Sebenarnya Dhamma tidak perlu ada jika tiada lagi dukkha di Triloka ini. Ajaran para Buddha ada karena harus menjadi rakit untuk menyeberangkan para makhluk dari samudera kelam dukkha. Sejak awal, “impian” para Buddha dan Bodhisattva adalah membuat “Sang Ajaran” menjadi rakit usang koleksi museum.

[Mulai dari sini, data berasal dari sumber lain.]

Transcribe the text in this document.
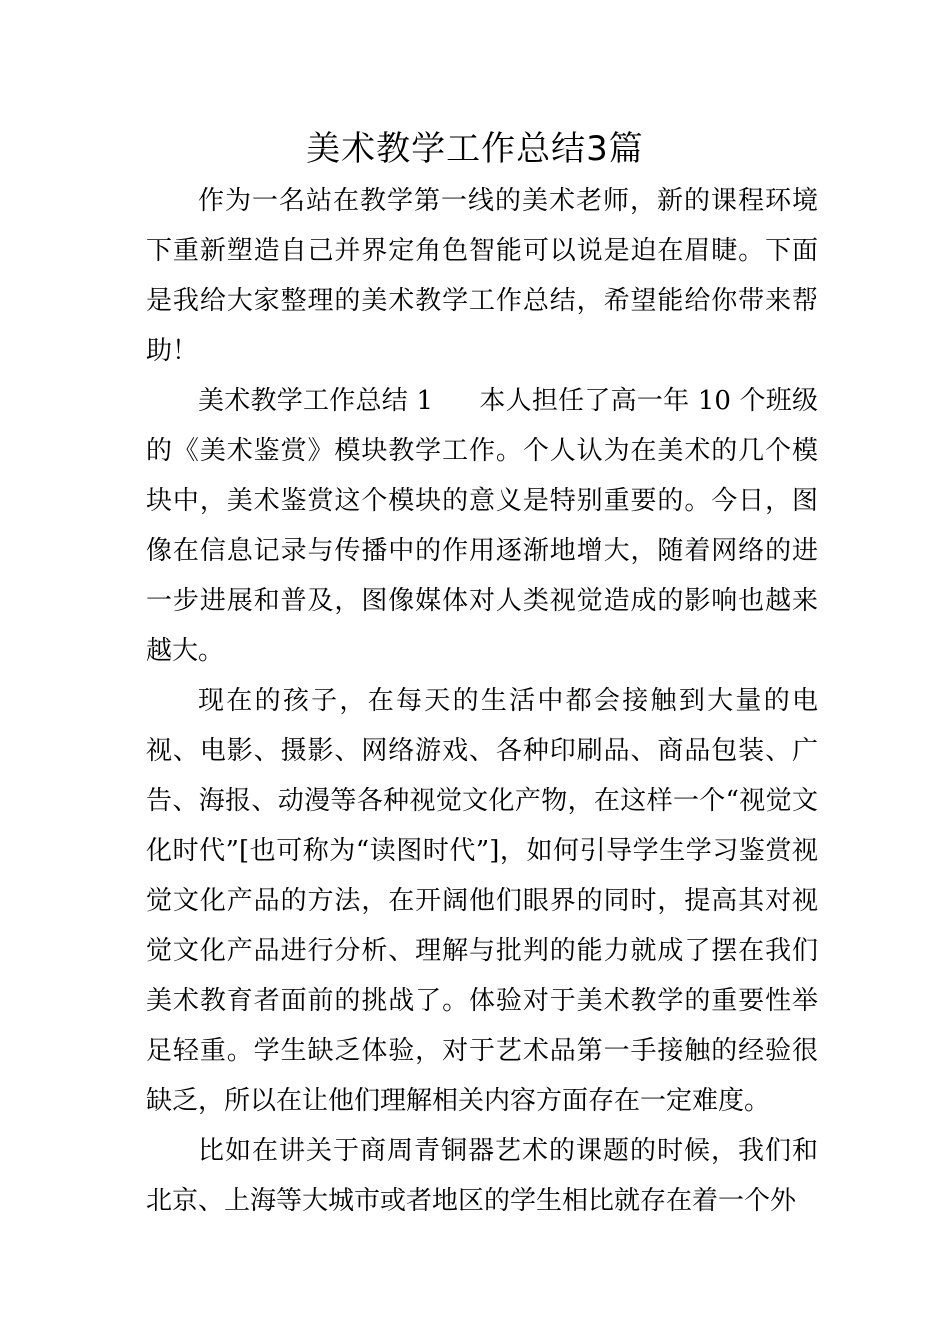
美术教学工作总结3篇

作为一名站在教学第一线的美术老师，新的课程环境下重新塑造自己并界定角色智能可以说是迫在眉睫。下面是我给大家整理的美术教学工作总结，希望能给你带来帮助！

美术教学工作总结 1 本人担任了高一年 10 个班级的《美术鉴赏》模块教学工作。个人认为在美术的几个模块中，美术鉴赏这个模块的意义是特别重要的。今日，图像在信息记录与传播中的作用逐渐地增大，随着网络的进一步进展和普及，图像媒体对人类视觉造成的影响也越来越大。

现在的孩子，在每天的生活中都会接触到大量的电视、电影、摄影、网络游戏、各种印刷品、商品包装、广告、海报、动漫等各种视觉文化产物，在这样一个“视觉文化时代”[也可称为“读图时代”]，如何引导学生学习鉴赏视觉文化产品的方法，在开阔他们眼界的同时，提高其对视觉文化产品进行分析、理解与批判的能力就成了摆在我们美术教育者面前的挑战了。体验对于美术教学的重要性举足轻重。学生缺乏体验，对于艺术品第一手接触的经验很缺乏，所以在让他们理解相关内容方面存在一定难度。

比如在讲关于商周青铜器艺术的课题的时候，我们和北京、上海等大城市或者地区的学生相比就存在着一个外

Dan melalui kontribusi kita semualah, “museum kesunyataan” dapat menambah item terakhir untuk memperkaya koleksinya melampaui jaring-jaring batas alam semesta.

Kicauan merdu para burung, derikan meriah para jangkrik, berkas-berkas hangat sang mentari, kesejukan para embun, semuanya melebur menjadi sunya dan akan menjadi bagian tak terpisahkan dari diri kita semua.